Alexandre Da Costa and Friends. WAAPA Music Auditorium. 17 April – Reproduced Review by Neville Cohn, West Australian, Saturday 18 April.
Fascinating fare which ranged from the profoundly moving to the delightfully ridiculous ensured an altogether engrossing evening of chamber music.
Violinist Alexandre Da Costa, Micheal Goldschlager (cello) and Anna Sleptsova (piano) gave an account of Shostakovich’s Piano Trio No 2 which riveted the attention. Written in 1944 in the aftermath of the Nazi’s siege of Leningrad, the work is the apotheosis of bitterness, despair and anger beyond anger – and the players did wonders in evoking the confronting harshness of much of the writing.
Relentless pounding piano chords and ear-grating dissonance on violin and cello – plus pizzicato that sounded as if ripped from violin and cello – brought us face to face with the composer.

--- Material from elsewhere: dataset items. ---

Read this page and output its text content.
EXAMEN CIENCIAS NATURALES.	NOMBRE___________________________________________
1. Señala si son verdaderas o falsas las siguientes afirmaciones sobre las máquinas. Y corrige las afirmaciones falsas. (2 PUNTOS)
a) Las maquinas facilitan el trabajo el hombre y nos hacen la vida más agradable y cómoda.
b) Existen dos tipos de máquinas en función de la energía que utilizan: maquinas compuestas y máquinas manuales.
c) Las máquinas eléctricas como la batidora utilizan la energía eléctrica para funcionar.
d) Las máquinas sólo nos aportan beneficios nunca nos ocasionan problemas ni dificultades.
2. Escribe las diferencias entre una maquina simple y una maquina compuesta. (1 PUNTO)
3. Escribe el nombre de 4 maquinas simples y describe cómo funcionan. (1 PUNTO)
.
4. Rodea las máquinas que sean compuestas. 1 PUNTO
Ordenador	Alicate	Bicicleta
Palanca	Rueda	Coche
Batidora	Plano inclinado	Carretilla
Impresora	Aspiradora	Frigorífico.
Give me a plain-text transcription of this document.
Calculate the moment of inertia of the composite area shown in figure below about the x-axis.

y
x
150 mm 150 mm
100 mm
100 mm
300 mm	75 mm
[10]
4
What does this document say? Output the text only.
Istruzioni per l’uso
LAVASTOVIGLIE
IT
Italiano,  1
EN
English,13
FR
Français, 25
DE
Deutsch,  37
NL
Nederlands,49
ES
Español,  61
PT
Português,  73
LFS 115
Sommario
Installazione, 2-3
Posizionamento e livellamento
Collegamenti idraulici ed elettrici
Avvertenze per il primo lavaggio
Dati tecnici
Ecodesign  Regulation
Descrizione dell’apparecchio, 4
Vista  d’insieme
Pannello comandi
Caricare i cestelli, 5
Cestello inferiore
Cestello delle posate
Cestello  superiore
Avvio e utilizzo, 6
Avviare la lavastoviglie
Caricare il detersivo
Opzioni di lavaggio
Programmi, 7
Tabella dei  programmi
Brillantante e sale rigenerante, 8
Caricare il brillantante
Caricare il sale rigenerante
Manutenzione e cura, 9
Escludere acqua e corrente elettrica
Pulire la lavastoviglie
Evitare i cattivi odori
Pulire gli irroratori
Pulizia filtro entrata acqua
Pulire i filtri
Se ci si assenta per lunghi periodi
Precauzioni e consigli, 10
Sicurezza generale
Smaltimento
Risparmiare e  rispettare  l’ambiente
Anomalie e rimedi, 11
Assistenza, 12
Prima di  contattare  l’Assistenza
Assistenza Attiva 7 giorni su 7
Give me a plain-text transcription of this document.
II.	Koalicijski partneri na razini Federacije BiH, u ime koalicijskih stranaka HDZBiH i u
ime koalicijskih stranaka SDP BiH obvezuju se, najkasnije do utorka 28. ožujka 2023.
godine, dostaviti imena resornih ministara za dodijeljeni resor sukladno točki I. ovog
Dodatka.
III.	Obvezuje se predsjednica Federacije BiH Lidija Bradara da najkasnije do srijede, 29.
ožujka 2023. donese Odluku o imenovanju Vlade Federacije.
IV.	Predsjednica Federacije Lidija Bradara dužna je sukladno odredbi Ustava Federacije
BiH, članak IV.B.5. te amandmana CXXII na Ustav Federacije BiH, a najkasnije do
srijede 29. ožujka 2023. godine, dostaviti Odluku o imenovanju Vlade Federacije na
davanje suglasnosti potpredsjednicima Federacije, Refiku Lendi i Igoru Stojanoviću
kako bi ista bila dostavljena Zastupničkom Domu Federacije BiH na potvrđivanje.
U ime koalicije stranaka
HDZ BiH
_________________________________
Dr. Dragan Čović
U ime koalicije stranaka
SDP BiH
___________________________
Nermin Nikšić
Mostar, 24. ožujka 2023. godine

At the other end of the mood scale is Bohuslav Martinu’s insouciant La Revue de Cuisine, music for a ballet about, of all things, kitchen implements. It’s delightful material, presented with panache by the Indian Ocean Ensemble, a newly established group of senior WAAPA students under the guidance of Da Costa.
These young player did well in conveying the essence of this tongue-in-cheek music. It is perhaps invidious to single out individuals but it would be ungracious not to mention the skill of Madeleine Antoine violin, Natalya Czernicziw (bassoon) and pianist Ryan Davies. Earlier we heard Martinu’s serenade and a movement from a divertimento by Joseph Haydn’s brother Michael.
This was in impressive debut by the Indian Ocean Ensemble.
As a curtain-raiser, we listened to Da Costa and Goldschlager in Norwegian composer Johan Halvorsen’s reworking of a Handel Passacaglia.